L’ex presidente del Parlamento peruviano, María del Carmen Alva, si è espressa contro il fatto che il suo successore, José Williams, possa agire come capo di Stato quando la presidente del Paese, Dina Boluarte, è in viaggio all’estero.
Parlando ai microfoni della radio locale RPP, l’ex presidente del Congresso della Repubblica ha ammesso di non essere d’accordo «con la sostanza» della proposta presentata all’inizio della settimana dall’Esecutivo andino.
«Non credo che il presidente del Congresso debba subentrare al presidente dell’Esecutivo perché, se non ci sono vicepresidenti, dovrebbe subentrare il primo ministro.
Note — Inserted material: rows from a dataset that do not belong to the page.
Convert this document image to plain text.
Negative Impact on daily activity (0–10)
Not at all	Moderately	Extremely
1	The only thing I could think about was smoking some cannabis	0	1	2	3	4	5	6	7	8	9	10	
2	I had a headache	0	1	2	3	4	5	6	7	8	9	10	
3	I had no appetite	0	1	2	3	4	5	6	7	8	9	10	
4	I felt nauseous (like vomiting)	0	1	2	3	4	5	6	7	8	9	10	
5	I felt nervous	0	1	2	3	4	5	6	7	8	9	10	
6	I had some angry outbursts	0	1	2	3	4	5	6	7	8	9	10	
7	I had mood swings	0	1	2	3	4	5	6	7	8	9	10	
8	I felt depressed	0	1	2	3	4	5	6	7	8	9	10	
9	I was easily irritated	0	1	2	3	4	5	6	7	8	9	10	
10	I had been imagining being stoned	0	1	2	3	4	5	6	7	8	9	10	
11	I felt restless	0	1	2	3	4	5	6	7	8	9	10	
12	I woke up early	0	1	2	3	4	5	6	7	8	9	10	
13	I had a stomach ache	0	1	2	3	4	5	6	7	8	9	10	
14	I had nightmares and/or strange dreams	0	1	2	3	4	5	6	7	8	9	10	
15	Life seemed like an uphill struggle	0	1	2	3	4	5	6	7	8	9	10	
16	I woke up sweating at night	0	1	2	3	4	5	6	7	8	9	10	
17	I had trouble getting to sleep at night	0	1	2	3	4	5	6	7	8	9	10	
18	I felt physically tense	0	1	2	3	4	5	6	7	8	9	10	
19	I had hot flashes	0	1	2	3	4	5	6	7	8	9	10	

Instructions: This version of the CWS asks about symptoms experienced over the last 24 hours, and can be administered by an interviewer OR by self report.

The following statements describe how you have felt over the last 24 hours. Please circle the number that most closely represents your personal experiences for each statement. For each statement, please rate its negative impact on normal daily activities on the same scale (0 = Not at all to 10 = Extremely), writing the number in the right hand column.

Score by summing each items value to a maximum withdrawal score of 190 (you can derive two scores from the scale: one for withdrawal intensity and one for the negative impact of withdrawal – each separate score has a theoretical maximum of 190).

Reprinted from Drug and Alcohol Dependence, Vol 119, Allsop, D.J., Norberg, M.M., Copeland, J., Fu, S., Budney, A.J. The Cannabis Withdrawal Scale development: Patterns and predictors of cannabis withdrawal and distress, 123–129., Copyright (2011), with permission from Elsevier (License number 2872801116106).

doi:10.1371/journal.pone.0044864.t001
Ma deve essere qualcuno dell’Esecutivo», ha osservato Alva.
Alva criticava la possibilità che un rappresentante dei poteri statali potesse assumere il governo del Paese. «Non è né prudente né responsabile», ha criticato.
Con queste dichiarazioni, l’ex presidente del Parlamento, un tempo volto visibile delle critiche a Pedro Castillo durante il suo mandato, ha preso le distanze dalle voci di opposizione a quel mandato, che ora sostengono le proposte di Boluarte, l’ex «numero due» di Castillo.
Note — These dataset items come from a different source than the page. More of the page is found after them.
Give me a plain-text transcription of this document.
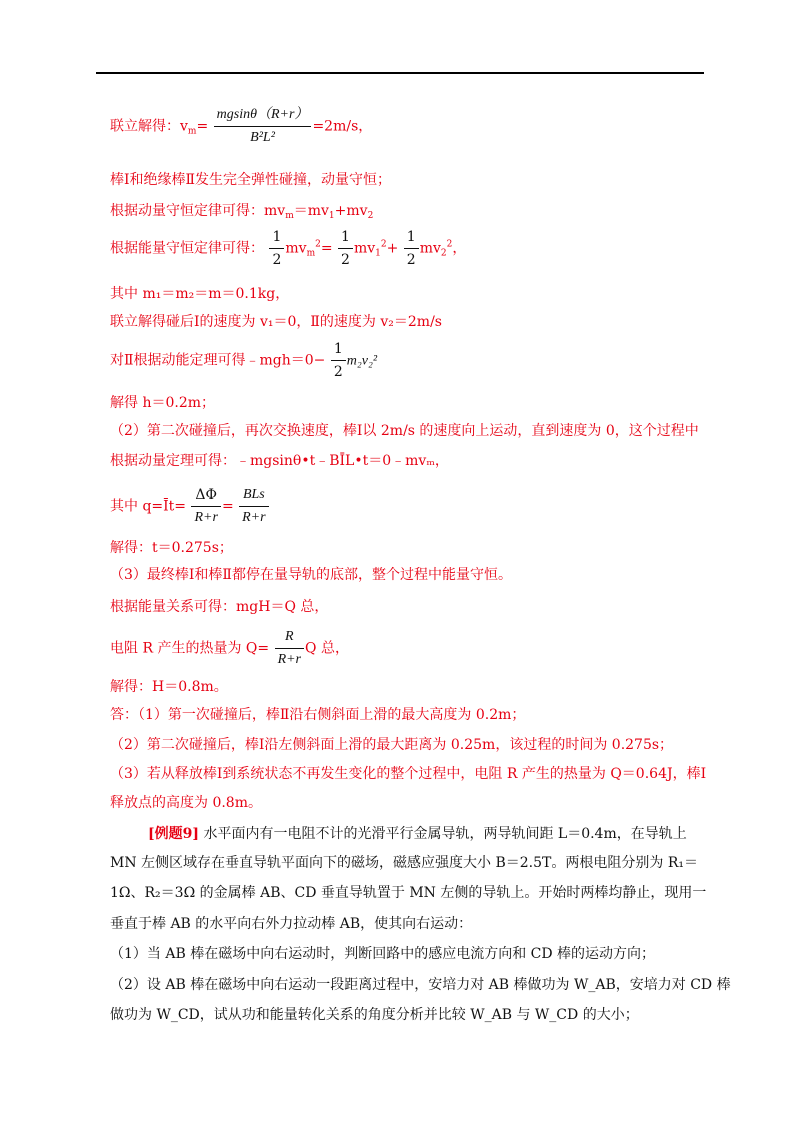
联立解得：$v_m= \frac{mgsin\theta(R+r)}{\text{B²L²}} =2m/s$，
棒Ⅰ和绝缘棒Ⅱ发生完全弹性碰撞，动量守恒；
根据动量守恒定律可得：$mv_m=mv_1+mv_2$
根据能量守恒定律可得： $\frac{1}{2} mv_m^2= \frac{1}{2} mv_1^2+ \frac{1}{2} mv_2^2$，
其中 m₁＝m₂＝m＝0.1kg，
联立解得碰后Ⅰ的速度为 v₁＝0，Ⅱ的速度为 v₂＝2m/s
对Ⅱ根据动能定理可得﹣mgh＝0− $\frac{1}{2} m_2v_2^2$
解得 h＝0.2m；
（2）第二次碰撞后，再次交换速度，棒Ⅰ以 2m/s 的速度向上运动，直到速度为 0，这个过程中
根据动量定理可得：﹣mgsinθ•t﹣BĪL•t＝0﹣mvₘ，
其中 q=Īt= $\frac{\Delta\Phi}{R+r} = \frac{\text{BLs}}{R+r}$
解得：t＝0.275s；
（3）最终棒Ⅰ和棒Ⅱ都停在量导轨的底部，整个过程中能量守恒。
根据能量关系可得：mgH＝Q 总，
电阻 R 产生的热量为 $Q= \frac{R}{R+r}$ Q 总，
解得：H＝0.8m。
答：（1）第一次碰撞后，棒Ⅱ沿右侧斜面上滑的最大高度为 0.2m；
（2）第二次碰撞后，棒Ⅰ沿左侧斜面上滑的最大距离为 0.25m，该过程的时间为 0.275s；
（3）若从释放棒Ⅰ到系统状态不再发生变化的整个过程中，电阻 R 产生的热量为 Q＝0.64J，棒Ⅰ
释放点的高度为 0.8m。
[例题9] 水平面内有一电阻不计的光滑平行金属导轨，两导轨间距 L＝0.4m，在导轨上
MN 左侧区域存在垂直导轨平面向下的磁场，磁感应强度大小 B＝2.5T。两根电阻分别为 R₁＝
1Ω、R₂＝3Ω 的金属棒 AB、CD 垂直导轨置于 MN 左侧的导轨上。开始时两棒均静止，现用一
垂直于棒 AB 的水平向右外力拉动棒 AB，使其向右运动：
（1）当 AB 棒在磁场中向右运动时，判断回路中的感应电流方向和 CD 棒的运动方向；
（2）设 AB 棒在磁场中向右运动一段距离过程中，安培力对 AB 棒做功为 W_AB，安培力对 CD 棒
做功为 W_CD，试从功和能量转化关系的角度分析并比较 W_AB 与 W_CD 的大小；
La Commissione per la Costituzione e i Regolamenti del Congresso peruviano ha sospeso martedì la sessione per discutere il progetto di legge proposto dal governo per affidare l’ufficio presidenziale al capo del Parlamento quando il capo di Stato si trova all’estero.
La decisione di interrompere l’analisi della proposta della Presidente del Perù, Dina Boluarte, arriva un giorno dopo che l’Esecutivo ha presentato la proposta con «carattere d’urgenza» di nominare Williams a capo della Presidenza quando il Capo dello Stato si reca in un altro Paese.